I went out to look for a job again the other day, because I keep hoping maybe I'll be able to get hired for something... anything... and we'll just need to move into a smaller place, and that money will just have to be tight for a little bit, but the only application I was able to get was for value village. No one is hiring since it's after the holidays, not that I had any sort of a chance anyway.

So I'm basically at my wits end and trying not to cry because no one seems to understand that sometimes I just need to cry it out. The other week when I ended up in tears because of lack of sleep layton got pissed and hurt my arm, I was laying on the floor and refused to roll over, while yelling at me. James just gets upset and depressed himself because I don't want to talk about it. So if I do cry I end up doing it in the bathroom where I can clean up my face after and pretend that everything is just fine. Plaster on another plastic smile.
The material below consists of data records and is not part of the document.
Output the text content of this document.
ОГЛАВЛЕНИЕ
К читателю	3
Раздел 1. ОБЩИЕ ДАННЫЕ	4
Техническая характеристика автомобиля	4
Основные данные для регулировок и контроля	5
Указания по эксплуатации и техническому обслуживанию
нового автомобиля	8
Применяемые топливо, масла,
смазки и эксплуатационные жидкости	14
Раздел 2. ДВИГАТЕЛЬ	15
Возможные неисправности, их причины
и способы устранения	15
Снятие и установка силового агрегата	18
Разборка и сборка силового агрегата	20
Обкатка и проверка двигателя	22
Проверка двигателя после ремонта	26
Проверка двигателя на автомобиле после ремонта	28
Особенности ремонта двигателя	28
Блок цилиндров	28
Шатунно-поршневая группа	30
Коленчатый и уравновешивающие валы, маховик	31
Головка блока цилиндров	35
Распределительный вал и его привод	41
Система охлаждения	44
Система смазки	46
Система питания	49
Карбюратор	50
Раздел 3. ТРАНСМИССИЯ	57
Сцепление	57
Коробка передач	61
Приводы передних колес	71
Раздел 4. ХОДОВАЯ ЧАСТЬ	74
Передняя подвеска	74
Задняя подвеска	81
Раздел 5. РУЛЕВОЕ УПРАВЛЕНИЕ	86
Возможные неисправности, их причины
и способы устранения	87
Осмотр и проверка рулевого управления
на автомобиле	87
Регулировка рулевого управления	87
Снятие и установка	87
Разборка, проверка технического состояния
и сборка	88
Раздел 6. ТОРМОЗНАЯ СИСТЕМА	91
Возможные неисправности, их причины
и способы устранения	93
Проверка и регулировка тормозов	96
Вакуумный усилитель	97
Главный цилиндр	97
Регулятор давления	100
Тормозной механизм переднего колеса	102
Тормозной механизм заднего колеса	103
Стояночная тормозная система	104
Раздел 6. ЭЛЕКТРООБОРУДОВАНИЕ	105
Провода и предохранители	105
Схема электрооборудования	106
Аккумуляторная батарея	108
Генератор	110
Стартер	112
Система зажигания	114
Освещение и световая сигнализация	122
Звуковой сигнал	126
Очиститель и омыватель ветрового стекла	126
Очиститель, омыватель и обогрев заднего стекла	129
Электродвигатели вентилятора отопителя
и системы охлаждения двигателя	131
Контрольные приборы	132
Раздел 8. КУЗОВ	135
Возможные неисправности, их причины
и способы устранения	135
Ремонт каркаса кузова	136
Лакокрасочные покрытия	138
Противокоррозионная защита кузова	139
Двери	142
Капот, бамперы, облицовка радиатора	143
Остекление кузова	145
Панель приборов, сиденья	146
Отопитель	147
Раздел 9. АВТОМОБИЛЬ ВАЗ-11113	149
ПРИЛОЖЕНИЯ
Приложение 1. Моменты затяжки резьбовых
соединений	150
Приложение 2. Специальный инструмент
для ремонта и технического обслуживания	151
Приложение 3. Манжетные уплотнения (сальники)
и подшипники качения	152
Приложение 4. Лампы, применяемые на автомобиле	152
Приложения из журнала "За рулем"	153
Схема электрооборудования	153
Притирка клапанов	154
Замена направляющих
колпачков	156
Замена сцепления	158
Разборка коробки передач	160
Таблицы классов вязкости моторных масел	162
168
Why does time move so fast? I want to keep living here with james and leon. This is the happiest I've ever been in my life. I don't want this to change. Why can't happy ever last?

I was able to get milo's package sent out though, so I no longer have to worry about that.

It feels like I'm currently a wind up doll with a broken key that just keeps being wound up.
My shoulders hurt so much and you can only wind so far before everything breaks inside.
I can already feel myself beginning to shut down.